If the resistance have a slightly faster top speed than the FO how did they not outrun them? And why would running out of fuel slow them down? It’s not lazy writing it’s incompetent writing but we have your permission to not like it so that’s ok!
I'm going to be boring and science-y for a sec. They were limited to sublight while enacting Leia's plan, as any hyperjumps wouldn't get them away from the FO who could track them. So they've got the pedal to the metal. Now, one of the things we don't see much is how fast "sublight" is in Star Wars. Over in Star Trek, they have operational guidelines. "Half impulse", "quarter impulse", and "full impulse" are more about acceleration than top speed. For normal operations, they limit themselves to .25c because much faster than that and they have to start taking relativistic effects into consideration. In combat and other emergencies, where speed is a lot more important as a tool, they'll go past .5c, but usually not much beyond .75c...
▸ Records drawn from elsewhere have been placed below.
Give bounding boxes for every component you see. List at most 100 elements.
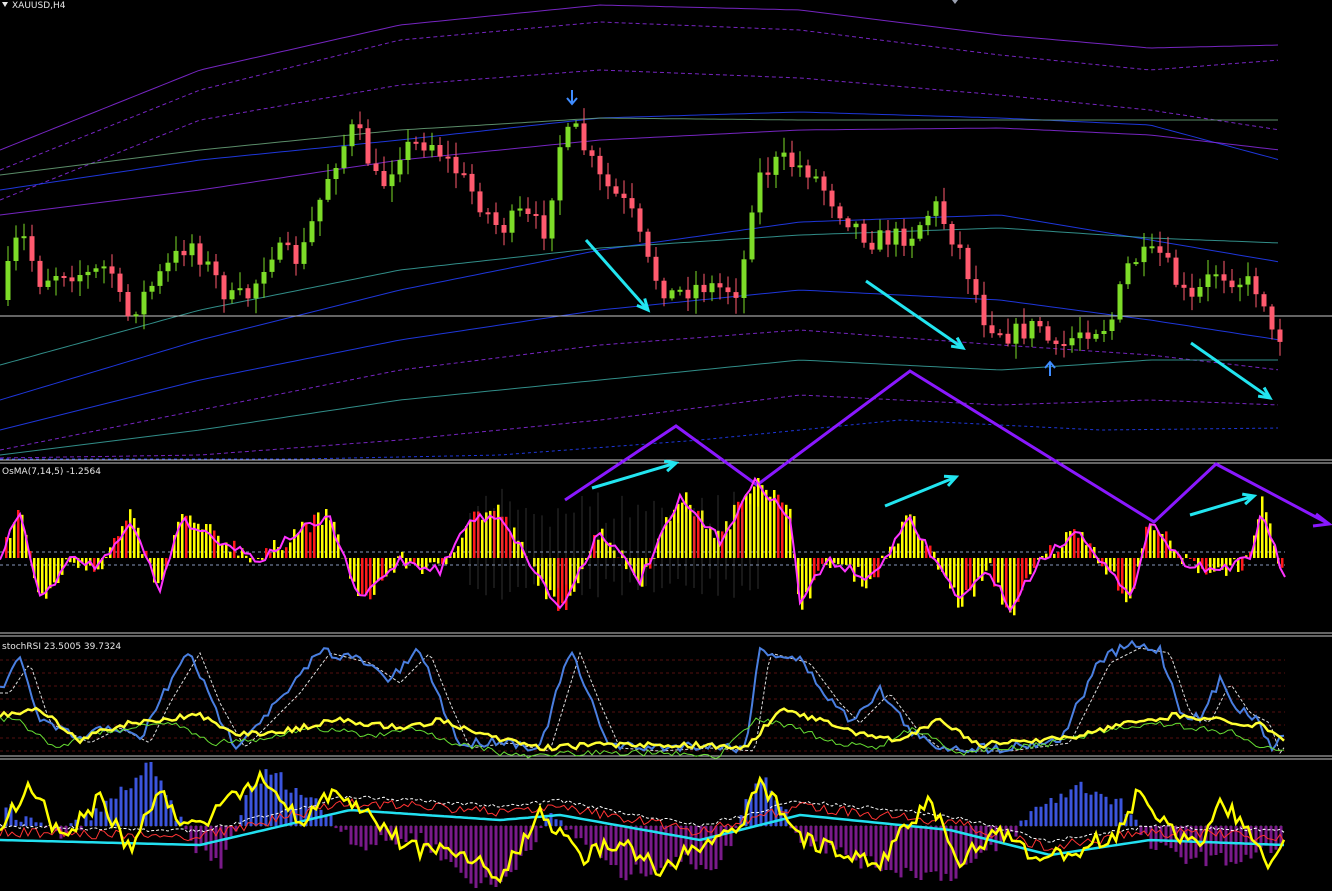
osma-histogram-bar bbox=[713, 537, 716, 558]
pane4-histogram-bar bbox=[229, 826, 233, 837]
pane4-histogram-bar bbox=[349, 826, 353, 845]
osma-histogram-bar bbox=[1061, 547, 1064, 558]
candle-body bbox=[1037, 321, 1043, 327]
envelope-band-line-1 bbox=[0, 4, 1279, 151]
osma-histogram-bar bbox=[1265, 512, 1268, 558]
osma-histogram-bar bbox=[365, 558, 368, 596]
pane4-histogram-bar bbox=[364, 826, 368, 851]
candle-body bbox=[229, 290, 235, 300]
osma-histogram-bar bbox=[497, 504, 500, 558]
candle-body bbox=[501, 225, 507, 233]
osma-histogram-bar bbox=[353, 558, 356, 582]
candle-body bbox=[1205, 274, 1211, 287]
candle-body bbox=[141, 291, 147, 315]
pane4-histogram-bar bbox=[1224, 826, 1228, 866]
pane4-histogram-bar bbox=[34, 822, 38, 826]
osma-histogram-bar bbox=[1185, 554, 1188, 558]
pane4-histogram-bar bbox=[814, 826, 818, 842]
candle-body bbox=[669, 290, 675, 299]
pane4-histogram-bar bbox=[344, 826, 348, 830]
pane4-histogram-bar bbox=[864, 826, 868, 856]
osma-histogram-bar bbox=[753, 486, 756, 558]
pane4-histogram-bar bbox=[564, 826, 568, 830]
osma-histogram-bar bbox=[553, 558, 556, 597]
candle-body bbox=[109, 266, 115, 274]
candle-body bbox=[1093, 334, 1099, 339]
candle-body bbox=[205, 261, 211, 265]
candle-body bbox=[133, 314, 139, 317]
osma-histogram-bar bbox=[537, 558, 540, 586]
candle-body bbox=[237, 288, 243, 291]
candle-body bbox=[1197, 287, 1203, 297]
candle-body bbox=[397, 160, 403, 175]
candle-body bbox=[77, 275, 83, 282]
pane4-histogram-bar bbox=[849, 826, 853, 861]
candle-body bbox=[221, 275, 227, 300]
candle-body bbox=[429, 145, 435, 151]
osma-histogram-bar bbox=[721, 531, 724, 558]
osma-histogram-bar bbox=[229, 551, 232, 558]
envelope-band-line-2 bbox=[0, 69, 1279, 201]
osma-histogram-bar bbox=[389, 558, 392, 569]
osma-histogram-bar bbox=[505, 516, 508, 558]
osma-signal-line bbox=[0, 476, 1286, 613]
pane4-histogram-bar bbox=[259, 783, 263, 826]
candle-body bbox=[757, 172, 763, 213]
candle-body bbox=[213, 261, 219, 276]
osma-histogram-bar bbox=[429, 558, 432, 563]
candle-body bbox=[53, 276, 59, 281]
pane4-histogram-bar bbox=[1129, 814, 1133, 826]
pane4-histogram-bar bbox=[244, 795, 248, 826]
osma-histogram-bar bbox=[461, 537, 464, 558]
osma-histogram-bar bbox=[957, 558, 960, 608]
pane4-histogram-bar bbox=[579, 826, 583, 839]
pane4-histogram-bar bbox=[419, 826, 423, 833]
pane4-histogram-bar bbox=[474, 826, 478, 888]
candle-body bbox=[765, 172, 771, 175]
pane4-histogram-bar bbox=[974, 826, 978, 859]
pane4-histogram-bar bbox=[69, 823, 73, 826]
osma-histogram-bar bbox=[377, 558, 380, 581]
pane4-histogram-bar bbox=[619, 826, 623, 878]
candle-body bbox=[405, 141, 411, 160]
candle-body bbox=[965, 247, 971, 280]
osma-histogram-bar bbox=[53, 558, 56, 583]
candle-body bbox=[1101, 331, 1107, 334]
candle-body bbox=[469, 173, 475, 192]
candle-body bbox=[1021, 323, 1027, 339]
candle-body bbox=[301, 242, 307, 264]
osma-histogram-bar bbox=[121, 526, 124, 558]
chart-window[interactable]: XAUUSD,H4 OsMA(7,14,5) -1.2564 stochRSI … bbox=[0, 0, 1332, 891]
candle-body bbox=[1253, 276, 1259, 295]
candle-body bbox=[949, 224, 955, 245]
envelope-band-line-4 bbox=[0, 127, 1279, 216]
pane4-histogram-bar bbox=[1119, 798, 1123, 826]
candle-body bbox=[1053, 340, 1059, 344]
pane4-histogram-bar bbox=[1049, 798, 1053, 826]
candle-body bbox=[933, 201, 939, 216]
osma-histogram-bar bbox=[1209, 558, 1212, 573]
candle-body bbox=[909, 238, 915, 246]
pane4-histogram-bar bbox=[1104, 796, 1108, 826]
candle-body bbox=[45, 280, 51, 287]
pane4-histogram-bar bbox=[414, 826, 418, 841]
candle-body bbox=[325, 179, 331, 200]
candle-body bbox=[733, 292, 739, 298]
candle-body bbox=[701, 284, 707, 293]
osma-histogram-bar bbox=[965, 558, 968, 591]
pane4-histogram-bar bbox=[914, 826, 918, 878]
osma-histogram-bar bbox=[361, 558, 364, 595]
candle-body bbox=[453, 156, 459, 174]
osma-histogram-bar bbox=[489, 510, 492, 558]
pane4-histogram-bar bbox=[274, 773, 278, 826]
candle-body bbox=[941, 201, 947, 224]
pane4-histogram-bar bbox=[1274, 826, 1278, 850]
triangle-down-icon[interactable] bbox=[2, 2, 8, 7]
candle-body bbox=[677, 289, 683, 292]
pane4-histogram-bar bbox=[99, 811, 103, 826]
osma-histogram-bar bbox=[205, 524, 208, 558]
chart-canvas[interactable] bbox=[0, 0, 1332, 891]
arrow-up-signal-icon bbox=[1044, 360, 1056, 376]
osma-histogram-bar bbox=[1025, 558, 1028, 579]
osma-histogram-bar bbox=[369, 558, 372, 600]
In Star Wars, "going in full throttle", those X-wings looked to be going... maybe a couple hundred miles an hour relative to the surface of the
Death Star. The
Tantive IV, desperately trying to get away from the
Devastator, looked to have been going maybe a thousand miles an hour. Given that we already engage in aerial combat at and beyond the speed of sound, I like to think that the apparently slow speeds of those ships is a conceit like sound in space -- there to help the audience parse what's happening, rather than an accurate depiction of actual events. If the
Tantive IV had whipped past a stationary camera at suborbital speeds, it would have been a whitish smear on the movie screen, gone in two frames.
But the same thing applies in both of those universes, as well as ours. Whatever the normal operational speed practices, if you keep the engines on full, you'll keep accelerating toward c, and your rate of acceleration is a factor of thrust-to-mass. What was at work in TLJ was that the Resistance ships were smaller with big/many engines, and so had better acceleration than the FO ships. So the whole duration of that chase, they were pulling away. But the FO ships were also still accelerating, albeit more slowly. So when a Resistance ship ran out of gas, it was no longer accelerating, just coasting. It would get outpaced by the remaining ships still under thrust, and eventually overtaken by the also-still-accelerating FO ships.
As long as your fuel source holds, you'll continue accelerating indefinitely, but in a decreasing curve as you get closer and closer to the speed of light. It'll take more and more power to keep mounting those decimal points.
What was lacking was any point of reference for how fast those ships were going relative to surrounding space. They might have been zipping along at several million miles per hour, but we'd have no way to tell, so it looks slow, because the camera is mostly keeping pace with them. This is, of course, also not taking into consideration tactical moves like blocking their path or surrounding them in a collapsing sphere, or any other sensible move that any competent combat captain would know and make.